Es war ein gewöhnlicher Montag, ich kam ins Büro. Meine Kollegin ging die ganze Zeit hinter mir her und machte das Licht aus. Zuerst dachte ich, dass das ja nichts Ungewöhnliches sei. Es ist einfach so, ich vergesse das Energiesparen und sie, ohne viel Aufhebens, korrigiert meine Fehler.
Laut Aussagen des ukrainischen Präsidenten haben russische Raketen- und Drohnenangriffe 30 Prozent der ukrainischen Kraftwerke entweder beschädigt oder zerstört. Im Oktober haben diese Angriffe wieder zugenommen. Die meisten der feindlichen Raketen und Drohnen werden vom ukrainischen Militär abgefangen, aber einige erreichen ihr Ziel, was dann zu kompletter Dunkelheit führt.
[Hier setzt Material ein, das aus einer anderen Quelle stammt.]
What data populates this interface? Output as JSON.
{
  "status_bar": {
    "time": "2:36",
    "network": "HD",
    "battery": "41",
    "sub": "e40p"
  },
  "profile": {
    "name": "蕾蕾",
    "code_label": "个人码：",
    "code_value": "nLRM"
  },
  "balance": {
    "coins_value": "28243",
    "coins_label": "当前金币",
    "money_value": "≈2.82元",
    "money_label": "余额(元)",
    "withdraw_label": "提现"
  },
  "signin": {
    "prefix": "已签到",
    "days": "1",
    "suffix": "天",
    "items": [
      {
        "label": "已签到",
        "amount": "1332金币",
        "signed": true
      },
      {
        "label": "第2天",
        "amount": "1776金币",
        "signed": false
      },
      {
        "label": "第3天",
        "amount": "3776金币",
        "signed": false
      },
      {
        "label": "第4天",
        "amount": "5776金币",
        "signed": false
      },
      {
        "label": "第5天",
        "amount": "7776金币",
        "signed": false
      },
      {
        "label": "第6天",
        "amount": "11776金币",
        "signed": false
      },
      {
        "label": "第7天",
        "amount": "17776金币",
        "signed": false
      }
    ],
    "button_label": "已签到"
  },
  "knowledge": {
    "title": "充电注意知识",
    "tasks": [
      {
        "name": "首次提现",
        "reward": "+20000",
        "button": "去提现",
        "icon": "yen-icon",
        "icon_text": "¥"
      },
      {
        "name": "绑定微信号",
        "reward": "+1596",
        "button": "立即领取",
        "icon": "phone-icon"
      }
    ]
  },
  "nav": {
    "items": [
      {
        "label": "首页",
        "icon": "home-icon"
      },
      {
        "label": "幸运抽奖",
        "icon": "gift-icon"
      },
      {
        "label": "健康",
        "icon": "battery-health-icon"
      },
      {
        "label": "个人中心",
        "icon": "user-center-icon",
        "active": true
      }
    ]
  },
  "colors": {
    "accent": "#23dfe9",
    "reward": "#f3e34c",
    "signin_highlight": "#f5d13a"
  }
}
Damit die noch intakten Kraftwerke die benötigte Strommenge bereitstellen können, sollen die Gebiete, in denen die Lage stabiler ist, sparen. Das betrifft auch meine Heimatstadt Odessa.
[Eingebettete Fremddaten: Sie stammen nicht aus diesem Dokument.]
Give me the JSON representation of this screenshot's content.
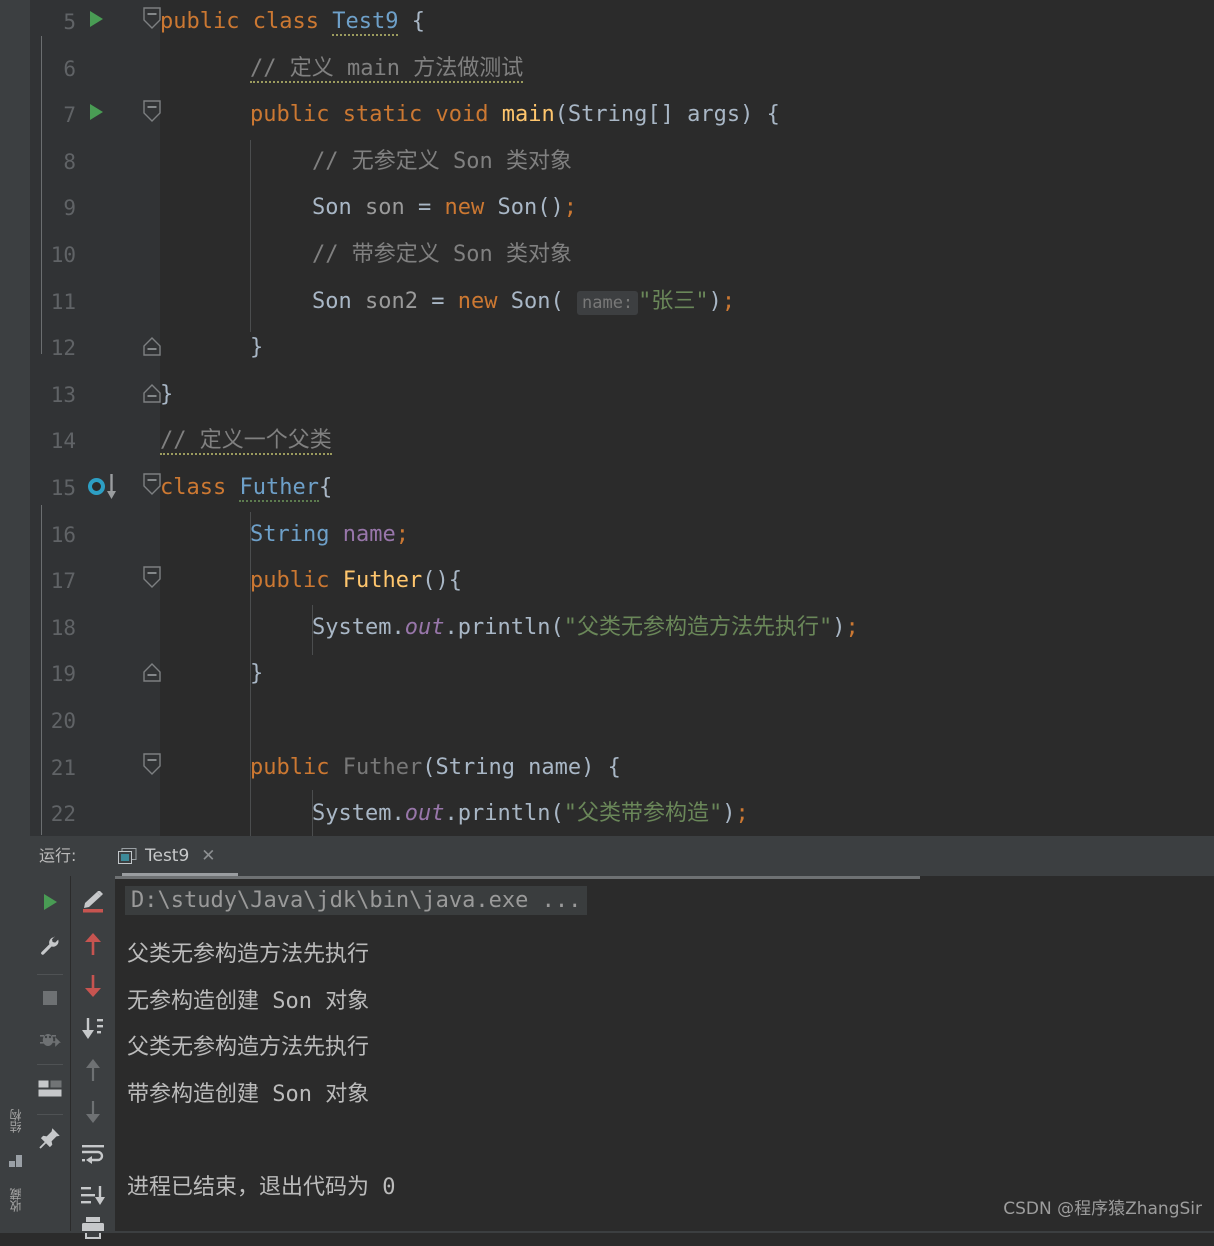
{
  "window": {
    "theme_bg": "#2b2b2b",
    "panel_bg": "#3c3f41",
    "gutter_bg": "#313335"
  },
  "left_strip": {
    "structure_label": "结构",
    "favorites_label": "收藏"
  },
  "editor": {
    "first_line_number": 5,
    "lines": [
      {
        "number": "5",
        "gutter_icon": "run-gutter-icon",
        "fold": "fold-start",
        "indent": 0,
        "tokens": [
          {
            "t": "public",
            "c": "kw"
          },
          {
            "t": " ",
            "c": "plain"
          },
          {
            "t": "class",
            "c": "kw"
          },
          {
            "t": " ",
            "c": "plain"
          },
          {
            "t": "Test9",
            "c": "cls2 squig"
          },
          {
            "t": " {",
            "c": "plain"
          }
        ]
      },
      {
        "number": "6",
        "gutter_icon": "",
        "fold": "",
        "indent": 1,
        "tokens": [
          {
            "t": "// 定义 main 方法做测试",
            "c": "cmt squig"
          }
        ]
      },
      {
        "number": "7",
        "gutter_icon": "run-gutter-icon",
        "fold": "fold-start",
        "indent": 1,
        "tokens": [
          {
            "t": "public",
            "c": "kw"
          },
          {
            "t": " ",
            "c": "plain"
          },
          {
            "t": "static",
            "c": "kw"
          },
          {
            "t": " ",
            "c": "plain"
          },
          {
            "t": "void",
            "c": "kw"
          },
          {
            "t": " ",
            "c": "plain"
          },
          {
            "t": "main",
            "c": "meth"
          },
          {
            "t": "(String[] args) {",
            "c": "plain"
          }
        ]
      },
      {
        "number": "8",
        "gutter_icon": "",
        "fold": "",
        "indent": 2,
        "tokens": [
          {
            "t": "// 无参定义 Son 类对象",
            "c": "cmt"
          }
        ]
      },
      {
        "number": "9",
        "gutter_icon": "",
        "fold": "",
        "indent": 2,
        "tokens": [
          {
            "t": "Son",
            "c": "cls"
          },
          {
            "t": " ",
            "c": "plain"
          },
          {
            "t": "son",
            "c": "id-gray"
          },
          {
            "t": " = ",
            "c": "plain"
          },
          {
            "t": "new",
            "c": "kw"
          },
          {
            "t": " ",
            "c": "plain"
          },
          {
            "t": "Son",
            "c": "cls"
          },
          {
            "t": "()",
            "c": "plain"
          },
          {
            "t": ";",
            "c": "kw"
          }
        ]
      },
      {
        "number": "10",
        "gutter_icon": "",
        "fold": "",
        "indent": 2,
        "tokens": [
          {
            "t": "// 带参定义 Son 类对象",
            "c": "cmt"
          }
        ]
      },
      {
        "number": "11",
        "gutter_icon": "",
        "fold": "",
        "indent": 2,
        "param_hint": "name:",
        "tokens": [
          {
            "t": "Son",
            "c": "cls"
          },
          {
            "t": " ",
            "c": "plain"
          },
          {
            "t": "son2",
            "c": "id-gray"
          },
          {
            "t": " = ",
            "c": "plain"
          },
          {
            "t": "new",
            "c": "kw"
          },
          {
            "t": " ",
            "c": "plain"
          },
          {
            "t": "Son",
            "c": "cls"
          },
          {
            "t": "( ",
            "c": "plain"
          },
          {
            "t": "HINT",
            "c": "hint"
          },
          {
            "t": "\"张三\"",
            "c": "str"
          },
          {
            "t": ")",
            "c": "plain"
          },
          {
            "t": ";",
            "c": "kw"
          }
        ]
      },
      {
        "number": "12",
        "gutter_icon": "",
        "fold": "fold-end",
        "indent": 1,
        "tokens": [
          {
            "t": "}",
            "c": "plain"
          }
        ]
      },
      {
        "number": "13",
        "gutter_icon": "",
        "fold": "fold-end",
        "indent": 0,
        "tokens": [
          {
            "t": "}",
            "c": "plain"
          }
        ]
      },
      {
        "number": "14",
        "gutter_icon": "",
        "fold": "",
        "indent": 0,
        "tokens": [
          {
            "t": "// 定义一个父类",
            "c": "cmt squig"
          }
        ]
      },
      {
        "number": "15",
        "gutter_icon": "overridden-marker-icon",
        "fold": "fold-start",
        "indent": 0,
        "tokens": [
          {
            "t": "class",
            "c": "kw"
          },
          {
            "t": " ",
            "c": "plain"
          },
          {
            "t": "Futher",
            "c": "cls2 squig-g"
          },
          {
            "t": "{",
            "c": "plain"
          }
        ]
      },
      {
        "number": "16",
        "gutter_icon": "",
        "fold": "",
        "indent": 1,
        "tokens": [
          {
            "t": "String",
            "c": "cls2"
          },
          {
            "t": " ",
            "c": "plain"
          },
          {
            "t": "name",
            "c": "fld"
          },
          {
            "t": ";",
            "c": "kw"
          }
        ]
      },
      {
        "number": "17",
        "gutter_icon": "",
        "fold": "fold-start",
        "indent": 1,
        "tokens": [
          {
            "t": "public",
            "c": "kw"
          },
          {
            "t": " ",
            "c": "plain"
          },
          {
            "t": "Futher",
            "c": "meth"
          },
          {
            "t": "(){",
            "c": "plain"
          }
        ]
      },
      {
        "number": "18",
        "gutter_icon": "",
        "fold": "",
        "indent": 2,
        "tokens": [
          {
            "t": "System",
            "c": "plain"
          },
          {
            "t": ".",
            "c": "plain"
          },
          {
            "t": "out",
            "c": "fld-italic"
          },
          {
            "t": ".println(",
            "c": "plain"
          },
          {
            "t": "\"父类无参构造方法先执行\"",
            "c": "str"
          },
          {
            "t": ")",
            "c": "plain"
          },
          {
            "t": ";",
            "c": "kw"
          }
        ]
      },
      {
        "number": "19",
        "gutter_icon": "",
        "fold": "fold-end",
        "indent": 1,
        "tokens": [
          {
            "t": "}",
            "c": "plain"
          }
        ]
      },
      {
        "number": "20",
        "gutter_icon": "",
        "fold": "",
        "indent": 0,
        "tokens": []
      },
      {
        "number": "21",
        "gutter_icon": "",
        "fold": "fold-start",
        "indent": 1,
        "tokens": [
          {
            "t": "public",
            "c": "kw"
          },
          {
            "t": " ",
            "c": "plain"
          },
          {
            "t": "Futher",
            "c": "dim"
          },
          {
            "t": "(String name) {",
            "c": "plain"
          }
        ]
      },
      {
        "number": "22",
        "gutter_icon": "",
        "fold": "",
        "indent": 2,
        "tokens": [
          {
            "t": "System",
            "c": "plain"
          },
          {
            "t": ".",
            "c": "plain"
          },
          {
            "t": "out",
            "c": "fld-italic"
          },
          {
            "t": ".println(",
            "c": "plain"
          },
          {
            "t": "\"父类带参构造\"",
            "c": "str"
          },
          {
            "t": ")",
            "c": "plain"
          },
          {
            "t": ";",
            "c": "kw"
          }
        ]
      }
    ]
  },
  "console": {
    "run_label": "运行:",
    "tab_name": "Test9",
    "tab_close": "✕",
    "left_toolbar": [
      {
        "name": "rerun-button",
        "icon": "green-play-icon"
      },
      {
        "name": "settings-button",
        "icon": "wrench-icon"
      },
      {
        "name": "stop-button",
        "icon": "stop-square-icon"
      },
      {
        "name": "attach-debugger-button",
        "icon": "bug-attach-icon"
      },
      {
        "name": "layout-button",
        "icon": "layout-icon"
      },
      {
        "name": "pin-tab-button",
        "icon": "pin-icon"
      }
    ],
    "right_toolbar": [
      {
        "name": "soft-wrap-button",
        "icon": "pencil-underline-icon"
      },
      {
        "name": "prev-error-button",
        "icon": "red-up-arrow-icon"
      },
      {
        "name": "next-error-button",
        "icon": "red-down-arrow-icon"
      },
      {
        "name": "scroll-to-end-button",
        "icon": "scroll-end-icon"
      },
      {
        "name": "up-button",
        "icon": "gray-up-arrow-icon"
      },
      {
        "name": "down-button",
        "icon": "gray-down-arrow-icon"
      },
      {
        "name": "use-soft-wraps-button",
        "icon": "wrap-lines-icon"
      },
      {
        "name": "scroll-to-stacktrace-end-button",
        "icon": "scroll-stack-icon"
      },
      {
        "name": "print-button",
        "icon": "printer-icon"
      }
    ],
    "command_line": "D:\\study\\Java\\jdk\\bin\\java.exe ...",
    "output_lines": [
      "父类无参构造方法先执行",
      "无参构造创建 Son 对象",
      "父类无参构造方法先执行",
      "带参构造创建 Son 对象",
      "",
      "进程已结束，退出代码为 0"
    ]
  },
  "watermark": {
    "text": "CSDN @程序猿ZhangSir"
  }
}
Die Stromversorger bitten darum, Haushaltsgeräte morgens zwischen 6 und 9 Uhr und abends zwischen 5 und 11 Uhr nicht zu benutzen. Sie raten dazu, sich mit Kerzen einzudecken und sich auf einen harten Winter vorzubereiten.
Wenn ich von der Arbeit nach Hause komme, fahre ich durch die geliebte, jetzt dunkle Stadt und sehe, wie hinter den Fenstern meiner Landsleute die Kerzen brennen. In Odessa gibt es Strom, diese Kerzen brennen als Zeichen der Solidarität mit Ukrainern wie meiner Tante Walja im Gebiet Charkiw. Die Stadtverwaltung schaltet die Beleuchtung auf den Hauptstraßen ab, und die Odessiten selbst machen in ihren Wohnungen das Licht aus.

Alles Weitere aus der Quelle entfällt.